Yeah, Bolton's a nightmare and all, but just the kind of sociopath you may actually representing the Bush admin to the world, making a complete mockery of it. As long as the mob's in charge, Mr. Cleans like Powell are more of a problem, as they create the illusion it's anything other than a mob.
What's a lot more frightening is the ongoing reorganization of all intel services under the aegis of the incoming Negroponte.

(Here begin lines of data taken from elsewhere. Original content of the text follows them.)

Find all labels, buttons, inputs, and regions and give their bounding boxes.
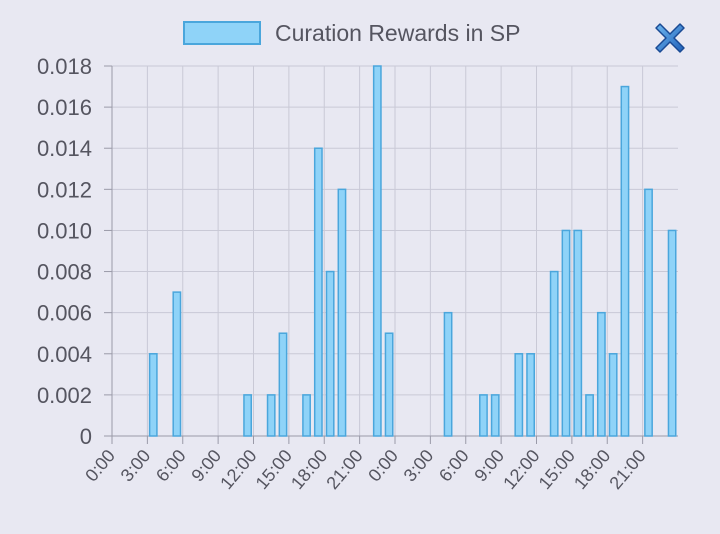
x-tick-label: 18:00 (287, 446, 331, 493)
chart-bar (596, 311, 606, 437)
legend-label: Curation Rewards in SP (275, 19, 521, 46)
chart-bar (514, 353, 524, 437)
chart-bar (443, 311, 453, 437)
chart-bar (302, 394, 311, 437)
legend[interactable]: Curation Rewards in SP (183, 19, 520, 47)
y-tick-label: 0 (80, 424, 92, 449)
x-tick-label: 15:00 (252, 446, 296, 493)
y-tick-label: 0.014 (37, 136, 92, 161)
x-tick-label: 21:00 (322, 446, 366, 493)
y-tick-label: 0.016 (37, 95, 92, 120)
chart-bar (325, 270, 335, 437)
chart-bar (372, 65, 382, 437)
y-tick-label: 0.018 (37, 54, 92, 79)
chart-bar (667, 229, 677, 437)
chart-bar (243, 394, 253, 437)
y-tick-label: 0.002 (37, 383, 92, 408)
chart-axes (104, 65, 678, 444)
chart-bar (266, 394, 276, 437)
x-tick-label: 21:00 (605, 446, 649, 493)
y-axis-ticks: 0 0.002 0.004 0.006 0.008 0.010 0.012 0.014 0.01… (37, 54, 92, 449)
x-tick-label: 6:00 (435, 446, 473, 486)
x-tick-label: 12:00 (499, 446, 543, 493)
close-button[interactable] (650, 18, 690, 58)
chart-bars (148, 65, 677, 437)
x-axis-ticks: 0:003:006:009:0012:0015:0018:0021:000:00… (81, 446, 649, 493)
chart-bar (490, 394, 500, 437)
chart-bar (313, 147, 323, 437)
chart-bar (549, 270, 559, 437)
x-tick-label: 12:00 (216, 446, 260, 493)
x-tick-label: 0:00 (81, 446, 119, 486)
chart-bar (573, 229, 583, 437)
chart-bar (620, 85, 630, 437)
x-tick-label: 18:00 (570, 446, 614, 493)
close-icon (655, 23, 685, 53)
x-tick-label: 3:00 (400, 446, 438, 486)
y-tick-label: 0.012 (37, 177, 92, 202)
legend-swatch (183, 21, 261, 45)
x-tick-label: 0:00 (364, 446, 402, 486)
chart-bar (278, 332, 288, 437)
chart-bar (561, 229, 571, 437)
y-tick-label: 0.010 (37, 218, 92, 243)
y-tick-label: 0.006 (37, 301, 92, 326)
x-tick-label: 3:00 (117, 446, 155, 486)
chart-bar (644, 188, 653, 437)
chart-bar (148, 353, 158, 437)
y-tick-label: 0.008 (37, 260, 92, 285)
chart-bar (526, 353, 536, 437)
chart-bar (337, 188, 347, 437)
chart-bar (172, 291, 182, 437)
y-tick-label: 0.004 (37, 342, 92, 367)
chart-grid (112, 65, 678, 436)
x-tick-label: 6:00 (152, 446, 190, 486)
chart-bar (384, 332, 394, 437)
chart-bar (608, 353, 618, 437)
x-tick-label: 15:00 (535, 446, 579, 493)
chart-bar (479, 394, 488, 437)
chart-bar (585, 394, 594, 437)
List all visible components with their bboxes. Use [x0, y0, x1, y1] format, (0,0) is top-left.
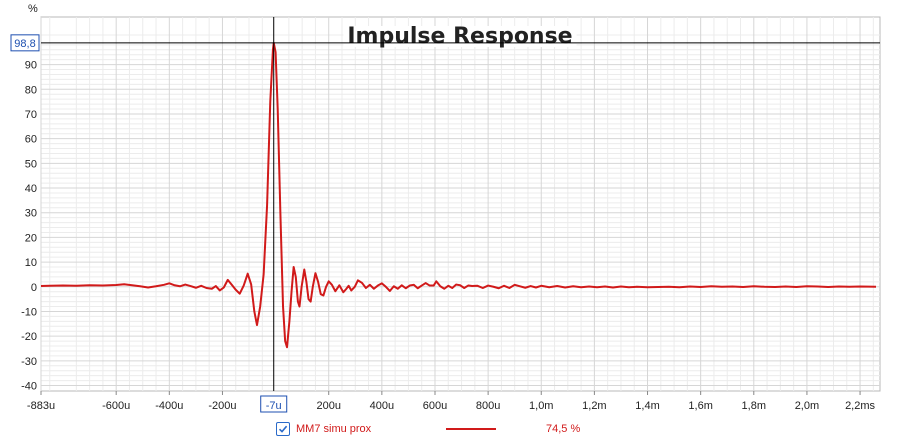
x-tick-label: -400u: [155, 400, 183, 412]
y-tick-label: -10: [21, 306, 37, 318]
legend-series-name: MM7 simu prox: [296, 423, 372, 435]
y-tick-label: 70: [25, 109, 37, 121]
chart-title-background: [343, 26, 577, 47]
y-tick-label: -20: [21, 331, 37, 343]
y-tick-label: 30: [25, 208, 37, 220]
x-tick-label: -200u: [208, 400, 236, 412]
y-tick-label: 40: [25, 183, 37, 195]
y-tick-label: -40: [21, 381, 37, 393]
legend-series-line-swatch: [446, 428, 496, 430]
y-tick-label: 80: [25, 84, 37, 96]
cursor-y-readout: 98,8: [14, 38, 35, 50]
x-tick-label: -883u: [27, 400, 55, 412]
cursor-y-readout-box: [10, 34, 40, 52]
x-tick-label: 2,0m: [795, 400, 819, 412]
y-tick-label: 0: [31, 282, 37, 294]
chart-title: Impulse Response: [347, 24, 572, 49]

Check out this excellent summation of the man's death-squad career and the situation we are facing by the great Frank Morales at:
http://www.ww4report.com/negropontedeathsquadexcerpts:
Major General Muhammad Abdallah al-Shahwani, director of Iraq's National Intelligence Service, was quoted in a Jan. 8, 2005 Newsweek story on the "Salvador Option," warning that the U.S. occupation has failed to crack the problem of broad support for the insurgency. The insurgents, he said, "are mostly in the Sunni areas where the population there, almost 200,000, is sympathetic to them." He said most Iraqis do not actively support the insurgents or provide them with material or logistical help, but at the same time they won't turn them in. One military source suggested that "new offensive operations" are needed that would create a fear of aiding the insurgency. "The Sunni population is paying no price for the support it is giving to the terrorists," he said. "From their point of view, it is cost-free. We have to change that equation."
Threatening everyone in a village with torture and death, if the village is deemed a potential base insurgent operations can be a very effective technique, whether the perpetrators are the Nazi SS in occupied Czechoslovakia, the death squads in El Salvador, or whatever new force is invented in Iraq. This strategy of tactical terror aims to sever an insurgency from it's potential base of support.
(snip)
During Negroponte's Honduran ambassadorship, he worked closely with Duane R. Clarridge, aka "Mr. Marone", a high-ranking CIA officer based in Honduras, who was, according to a recent New York Times report (March 29, 2005), "running the covert war against communism in Central America." According to Clarridge, "Negroponte was a big supporter of the agency's covert action mission" there.
At the time, the CIA utilized it's "Human Resource Exploitation Training Manual" to teach young Honduran soldiers and others the methodology of torture. Dated 1983, the manual, one in a series of recently "declassified" documents, addresses, among other subjects, "coercive interrogation" techniques utilized in "the torture situation," which is, according to the manual, "a contest between the subject and his tormentor."